Explorations in Arthurian History

The Importance of Geography

Part 8: Stonehenge

Continuing with the theme of Merlin, we turn to Stonehenge. That Giants' Ring or Giants' Dance, according to Geoffrey of Monmouth, they were stones brought from Ireland under the direction of Merlin and plopped down on the Salisbury plain. Why?

Merlin says they are needed to help memorialize the 460 nobles that Saxon leader Hengist had murdered at a supposed peace conference. Irish tradition said that the stones were brought long ago from Africa by giants who inhabited Ireland and Britain. The stones were used in religious rites, and water poured over them was said to have cured the sick.

Uther led the expedition to Ireland, and his forces dispatched the Irish defenders with ease; but the Britons could not move the stones. Merlin used what Geoffrey called "devices" to dismantle the stones, which were then transported across the water and land to Salisbury to honor the dead. (Ironically, Ambrosius and Uther were both later buried inside the Ring.)

How did the stones get there?
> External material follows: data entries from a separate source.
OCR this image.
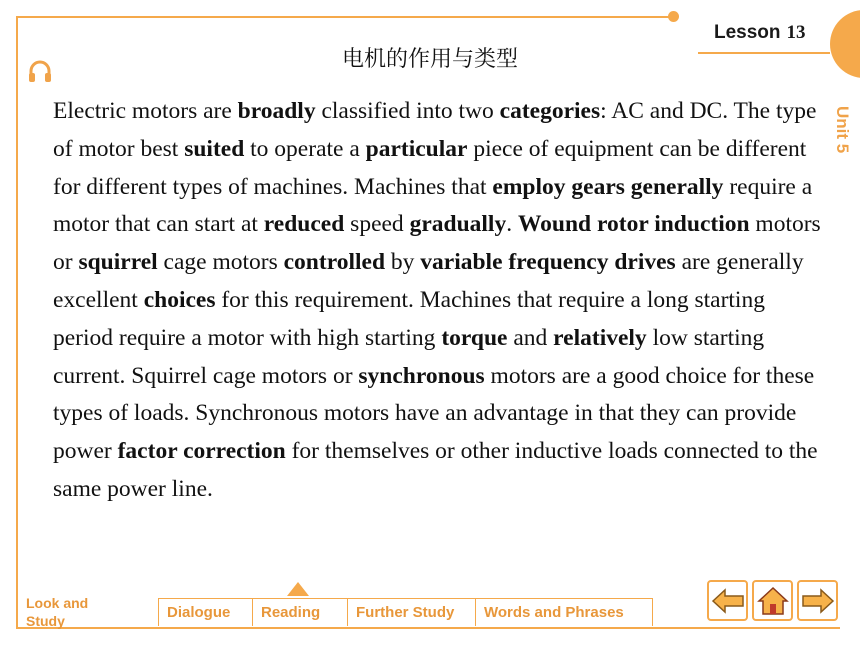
Lesson 13
Unit 5
电机的作用与类型
Electric motors are broadly classified into two categories: AC and DC. The type of motor best suited to operate a particular piece of equipment can be different for different types of machines. Machines that employ gears generally require a motor that can start at reduced speed gradually. Wound rotor induction motors or squirrel cage motors controlled by variable frequency drives are generally excellent choices for this requirement. Machines that require a long starting period require a motor with high starting torque and relatively low starting current. Squirrel cage motors or synchronous motors are a good choice for these types of loads. Synchronous motors have an advantage in that they can provide power factor correction for themselves or other inductive loads connected to the same power line.
Look and
Study	Dialogue	Reading	Further Study	Words and Phrases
Could a magician have brought them? Why not? Geoffrey doesn't say Merlin used magic. Perhaps Merlin was wise in the ways of transportation physics. The Matter of Britain is filled with stranger possibilities.

Excavations and examinations of Stonehenge have proven that the stones are older than Arthurian times. However, some of the stones in the inner circle do seem to have been brought from a long way off, most likely Wales. If they are of Welsh origin, then they would have been transported on rafts up the Bristol Channel to make land transport as minimal as possible. Here again we see a legend tied to a fact.